2015 sonlarından itibaren girilen bu yeni halde, Rusya destekli Rejim-İran blokunun, ABD-Batı destekli Körfez-TC saflaşması karşısında Suriye savaşını adım adım domine ettiğini gördük. Musul-Rakka hattında tüm yoğunluğunu IŞİD’e sabitleyen ABD, Suriye’nin batısında özellikle Halep’te yoğunlaşan çatışmalarda sahayı fiilen Rusya-Rejim-İran blokuna bıraktı. Bunda ABD’nin IŞİD gündeminin yoğunluğunun yanı sıra, savaşın başından beri TC’nin de ajandasında bulunan “ılımlı muhalif” kavramının muammaya dönüşmesinin de payı vardı. Suriye savaşında özellikle TC ve ABD’nin Esad Rejimi’ni devirmek için sunduğu “ılımlı muhalifler” projesinin yaldızları her döküldüğünde, altından bir başka cihatçı çete çıktı.

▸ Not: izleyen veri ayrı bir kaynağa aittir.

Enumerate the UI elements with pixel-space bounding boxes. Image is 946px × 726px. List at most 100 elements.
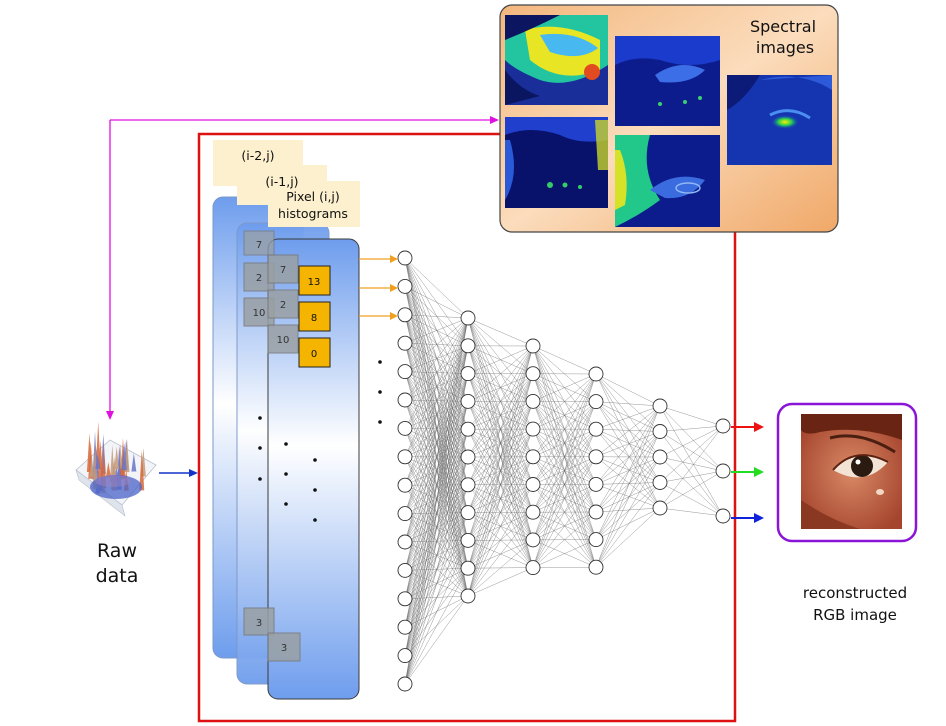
network-edge [659, 431, 724, 472]
middle-bin-1: 2 [280, 300, 286, 311]
middle-bin-0: 7 [280, 265, 286, 276]
network-edge [659, 456, 724, 517]
network-edge [595, 401, 661, 483]
network-edge [404, 428, 469, 569]
network-edge [595, 507, 661, 513]
network-edge [595, 401, 661, 432]
network-edge [404, 371, 469, 458]
network-edge [532, 511, 597, 568]
network-node-layer-1 [397, 307, 413, 323]
network-node-layer-6 [715, 463, 731, 479]
network-edge [404, 286, 469, 430]
network-edge [404, 456, 469, 541]
network-edge [404, 343, 469, 430]
network-edge [404, 485, 469, 569]
network-edge [404, 540, 469, 685]
network-edge [532, 373, 597, 568]
back-bin-1: 2 [256, 273, 262, 284]
network-node-layer-1 [397, 449, 413, 465]
input-arrows [359, 255, 398, 320]
network-edge [404, 399, 469, 513]
network-edge [595, 405, 661, 485]
network-edge [532, 373, 597, 457]
reconstructed-eye-image [801, 414, 902, 529]
network-edge [404, 314, 469, 430]
network-edge [595, 401, 661, 509]
network-node-layer-2 [460, 588, 476, 604]
network-node-layer-1 [397, 648, 413, 664]
network-edge [532, 373, 597, 402]
network-edge [404, 595, 469, 628]
network-edge [659, 405, 724, 472]
network-edge [595, 482, 661, 513]
network-node-layer-2 [460, 560, 476, 576]
network-edge [659, 482, 724, 517]
network-node-layer-1 [397, 562, 413, 578]
spectral-image-1 [505, 15, 608, 105]
network-node-layer-1 [397, 335, 413, 351]
network-edge [595, 401, 661, 407]
network-edge [467, 484, 534, 597]
network-edge [404, 456, 469, 597]
network-edge [404, 428, 469, 513]
spectral-label-line1: Spectral [750, 17, 816, 36]
network-edge [404, 314, 469, 374]
front-bin-1: 8 [311, 313, 317, 324]
network-edge [404, 570, 469, 597]
network-edge [532, 456, 597, 568]
network-edge [659, 425, 724, 483]
network-edge [404, 513, 469, 569]
network-edge [404, 485, 469, 597]
label-i1: (i-1,j) [265, 174, 298, 189]
network-edge [467, 345, 534, 458]
network-edge [404, 314, 469, 346]
network-node-layer-3 [525, 532, 541, 548]
raw-data-spike [139, 449, 145, 491]
raw-label-line1: Raw [97, 540, 137, 562]
output-label-line1: reconstructed [803, 584, 907, 602]
network-edge [659, 405, 724, 517]
network-edge [595, 456, 661, 540]
raw-data-spike [114, 446, 120, 470]
network-edge [467, 373, 534, 597]
network-node-layer-5 [652, 475, 668, 490]
network-node-layer-4 [588, 504, 604, 520]
label-bg-pixel [268, 181, 360, 227]
network-edge [467, 512, 534, 597]
network-edge [404, 373, 469, 685]
output-label-line2: RGB image [813, 606, 897, 624]
network-edge [404, 512, 469, 685]
network-edge [404, 456, 469, 685]
network-edge [404, 595, 469, 685]
network-edge [467, 567, 534, 597]
middle-bin-last: 3 [281, 643, 287, 654]
back-bin-2: 10 [253, 308, 266, 319]
network-edge [404, 317, 469, 457]
network-edge [404, 399, 469, 485]
network-edge [404, 317, 469, 514]
network-edge [467, 456, 534, 597]
network-edge [404, 317, 469, 599]
network-edge [404, 428, 469, 485]
network-edge [595, 405, 661, 513]
network-node-layer-3 [525, 421, 541, 437]
network-edge [404, 371, 469, 374]
network-node-layer-1 [397, 591, 413, 607]
network-edge [404, 317, 469, 344]
network-edge [404, 371, 469, 485]
network-nodes [397, 250, 731, 692]
network-edge [659, 425, 724, 458]
network-edge [404, 399, 469, 402]
network-node-layer-2 [460, 532, 476, 548]
raw-data-spike [105, 462, 111, 478]
middle-bins: 7 2 10 3 [267, 254, 301, 662]
network-edge [404, 317, 469, 429]
network-edge [595, 482, 661, 485]
network-edge [532, 539, 597, 568]
network-edge [595, 482, 661, 568]
network-edge [404, 257, 469, 346]
network-node-layer-4 [588, 449, 604, 465]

Bu süreçte bir taraftan da ABD-TC arasında tampon bölge üzerinden başlayan ve YPG ile yükselen gerilim, bu devletlerin savaştaki ittifaklarını bulanıklaştırmaya başladı. Ağustos’ta TC’nin başlattığı Fırat Kalkanı adı altındaki işgal hareketi ise kısa bir süre ABD tarafından desteklense de, bu destek fiiliyatta uzun ömürlü olamadı. TC’nin Fırat Kalkanı’nda sahadaki müttefiki ÖSO bileşeni cihatçı çetelerin ABD askerlerine gösterdiği tepki sonrası, söz konusu operasyon bir TC projesi olarak ilerledi. Bu ilerleyişte de kuşkusuz TC’nin “Rusya özrü” sonrası yürüttüğü pazarlıklar sonucu, operasyon için aldığı icazetin payı vardı.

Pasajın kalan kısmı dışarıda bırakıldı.